All this advice about getting thin has allowed Atkins and his wife, Veronica, to live large.

At 71 , he still sees patients four days a week and earned an estimated $6 million in the year 2000 from a growing empire that includes a Web site, weekly radio program and his own line of food products.

The couple, who have no children, spend weekends in their Southhampton estate, where Atkins pursues tennis, his latest passion, and weekdays in a multimillion-dollar Manhattan apartment, filled with examples of another of Atkins' passions - art.

But his success has come at a high price: the disdain of many of his peers who say his diet may lead to high cholesterol and heart damage. Just last fall, the American Heart Association issued a blistering advisory against going on high fat diets like Atkins'.

Gary Foster, a psychologist with the University of Pennsylvania's Weight and Eating Disorders clinic, had been asked so many questions about the Atkins diet he decided to study it.

"We didn't know what to expect. But we did have concerns about long term sustainability," he tells 48 Hours.

What he discovered surprised him. In his study of 50 obese men and women, those on the Atkins diet lost more than twice as much weight as those who followed the USDA pyramid recommendations. What's more, the Atkins dieters stuck with it longer.

Heart risk indicators are a mixed bag.

"LDL, the bad cholesterol, goes up; that's not so good," Foster says. "On the other hand, HDL, the good cholesterol, goes up. That's good. And triglycerides go down significantly, and that's also good.

The bottom line, says Foster, is that the Atkins diet is definitely worth a closer look, and now, for the first time in his long career, Atkins, a cardiologist by training, is being invited to speak at medical schools.

But a doctor in the audience at one of Atkins' presentations says that while he himself lost 20 pounds on the Atkins diet, he cannot recommend it to his patients because of the high fat content.
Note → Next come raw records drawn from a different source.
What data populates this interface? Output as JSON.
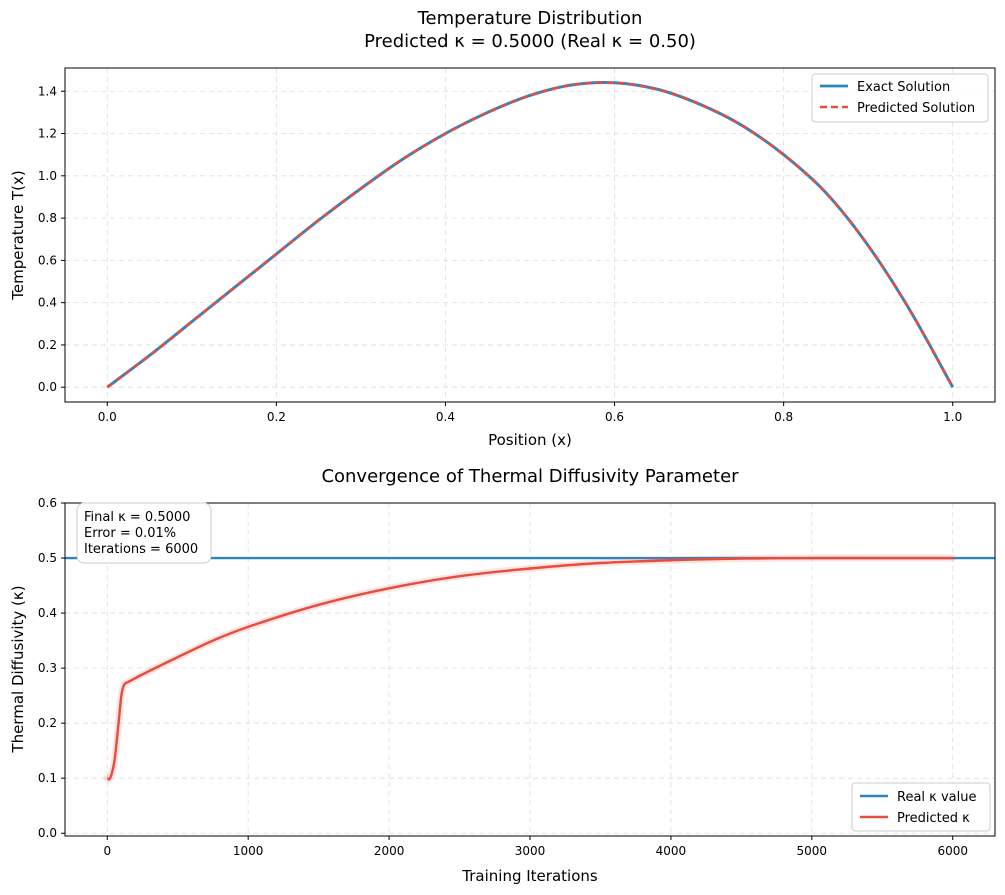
{
  "colors": {
    "exact": "#2e86c1",
    "predicted": "#e74c3c",
    "grid": "#dddddd",
    "axis": "#000000"
  },
  "chart_data": [
    {
      "type": "line",
      "title": "Temperature Distribution\nPredicted κ = 0.5000 (Real κ = 0.50)",
      "title_lines": [
        "Temperature Distribution",
        "Predicted κ = 0.5000 (Real κ = 0.50)"
      ],
      "xlabel": "Position (x)",
      "ylabel": "Temperature T(x)",
      "xlim": [
        -0.05,
        1.05
      ],
      "ylim": [
        -0.07,
        1.51
      ],
      "xticks": [
        0.0,
        0.2,
        0.4,
        0.6,
        0.8,
        1.0
      ],
      "xtick_labels": [
        "0.0",
        "0.2",
        "0.4",
        "0.6",
        "0.8",
        "1.0"
      ],
      "yticks": [
        0.0,
        0.2,
        0.4,
        0.6,
        0.8,
        1.0,
        1.2,
        1.4
      ],
      "ytick_labels": [
        "0.0",
        "0.2",
        "0.4",
        "0.6",
        "0.8",
        "1.0",
        "1.2",
        "1.4"
      ],
      "grid": true,
      "legend": "upper right",
      "series": [
        {
          "name": "Exact Solution",
          "style": "solid",
          "color": "#2e86c1",
          "x": [
            0.0,
            0.05,
            0.1,
            0.15,
            0.2,
            0.25,
            0.3,
            0.35,
            0.4,
            0.45,
            0.5,
            0.55,
            0.6,
            0.65,
            0.7,
            0.75,
            0.8,
            0.85,
            0.9,
            0.95,
            1.0
          ],
          "y": [
            0.0,
            0.15,
            0.31,
            0.47,
            0.63,
            0.79,
            0.94,
            1.08,
            1.2,
            1.3,
            1.38,
            1.43,
            1.44,
            1.41,
            1.34,
            1.24,
            1.1,
            0.92,
            0.67,
            0.36,
            0.0
          ]
        },
        {
          "name": "Predicted Solution",
          "style": "dashed",
          "color": "#e74c3c",
          "x": [
            0.0,
            0.05,
            0.1,
            0.15,
            0.2,
            0.25,
            0.3,
            0.35,
            0.4,
            0.45,
            0.5,
            0.55,
            0.6,
            0.65,
            0.7,
            0.75,
            0.8,
            0.85,
            0.9,
            0.95,
            1.0
          ],
          "y": [
            0.0,
            0.15,
            0.31,
            0.47,
            0.63,
            0.79,
            0.94,
            1.08,
            1.2,
            1.3,
            1.38,
            1.43,
            1.44,
            1.41,
            1.34,
            1.24,
            1.1,
            0.92,
            0.67,
            0.36,
            0.0
          ]
        }
      ]
    },
    {
      "type": "line",
      "title": "Convergence of Thermal Diffusivity Parameter",
      "xlabel": "Training Iterations",
      "ylabel": "Thermal Diffusivity (κ)",
      "xlim": [
        -300,
        6300
      ],
      "ylim": [
        -0.005,
        0.6
      ],
      "xticks": [
        0,
        1000,
        2000,
        3000,
        4000,
        5000,
        6000
      ],
      "xtick_labels": [
        "0",
        "1000",
        "2000",
        "3000",
        "4000",
        "5000",
        "6000"
      ],
      "yticks": [
        0.0,
        0.1,
        0.2,
        0.3,
        0.4,
        0.5,
        0.6
      ],
      "ytick_labels": [
        "0.0",
        "0.1",
        "0.2",
        "0.3",
        "0.4",
        "0.5",
        "0.6"
      ],
      "grid": true,
      "legend": "lower right",
      "annotation": [
        "Final κ = 0.5000",
        "Error = 0.01%",
        "Iterations = 6000"
      ],
      "series": [
        {
          "name": "Real κ value",
          "style": "hline",
          "color": "#2e86c1",
          "y": 0.5
        },
        {
          "name": "Predicted κ",
          "style": "solid",
          "color": "#e74c3c",
          "x": [
            0,
            20,
            50,
            80,
            100,
            120,
            150,
            200,
            300,
            500,
            750,
            1000,
            1500,
            2000,
            2500,
            3000,
            3500,
            4000,
            4500,
            5000,
            5500,
            6000
          ],
          "y": [
            0.1,
            0.1,
            0.13,
            0.2,
            0.25,
            0.27,
            0.275,
            0.282,
            0.295,
            0.32,
            0.35,
            0.375,
            0.415,
            0.445,
            0.467,
            0.481,
            0.491,
            0.496,
            0.499,
            0.5,
            0.5,
            0.5
          ]
        }
      ]
    }
  ]
}
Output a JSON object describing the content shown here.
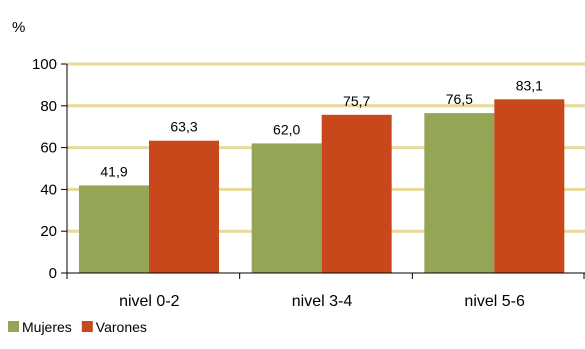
{
  "chart_data": {
    "type": "bar",
    "title": "",
    "xlabel": "",
    "ylabel": "%",
    "ylim": [
      0,
      100
    ],
    "yticks": [
      0,
      20,
      40,
      60,
      80,
      100
    ],
    "categories": [
      "nivel 0-2",
      "nivel 3-4",
      "nivel 5-6"
    ],
    "series": [
      {
        "name": "Mujeres",
        "values": [
          41.9,
          62.0,
          76.5
        ],
        "labels": [
          "41,9",
          "62,0",
          "76,5"
        ],
        "color": "#94a655"
      },
      {
        "name": "Varones",
        "values": [
          63.3,
          75.7,
          83.1
        ],
        "labels": [
          "63,3",
          "75,7",
          "83,1"
        ],
        "color": "#c8481b"
      }
    ],
    "gridline_color": "#e8d89a",
    "grid": true,
    "legend_position": "bottom-left"
  }
}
Meanwhile, Philadelphia businessman Scott Plavner has lost 15 pounds on the diet and says he feels "fabulous." He has taken three inches off his waist; nearly all of his cholesterol readings have improved.

"We've saved my life," Plavner says. "We've turned it around. I've got more time to be with my daughter, I feel like I've got another chance at life."

July 2002 Update:

Dr. Atkins turns 72 in October, and is back to working 4 days a week, after having cardiac arrest in April of this year.

Atkins' cardiac arrest was caused by an infection of the heart he had been suffering from for several years. He did not have a heart attack which is caused by clogged or hardening of the arteries, and the cardiac arrest was not related to his diet.

As far as the Atkin's diet is concerned, the National Institutes of Health has for the first time decided to study whether the diet is helpful or harmful.

July 2002 Update

Since January, Plavner has lost an additional 15 lbs., for a total weight loss of 30 lbs.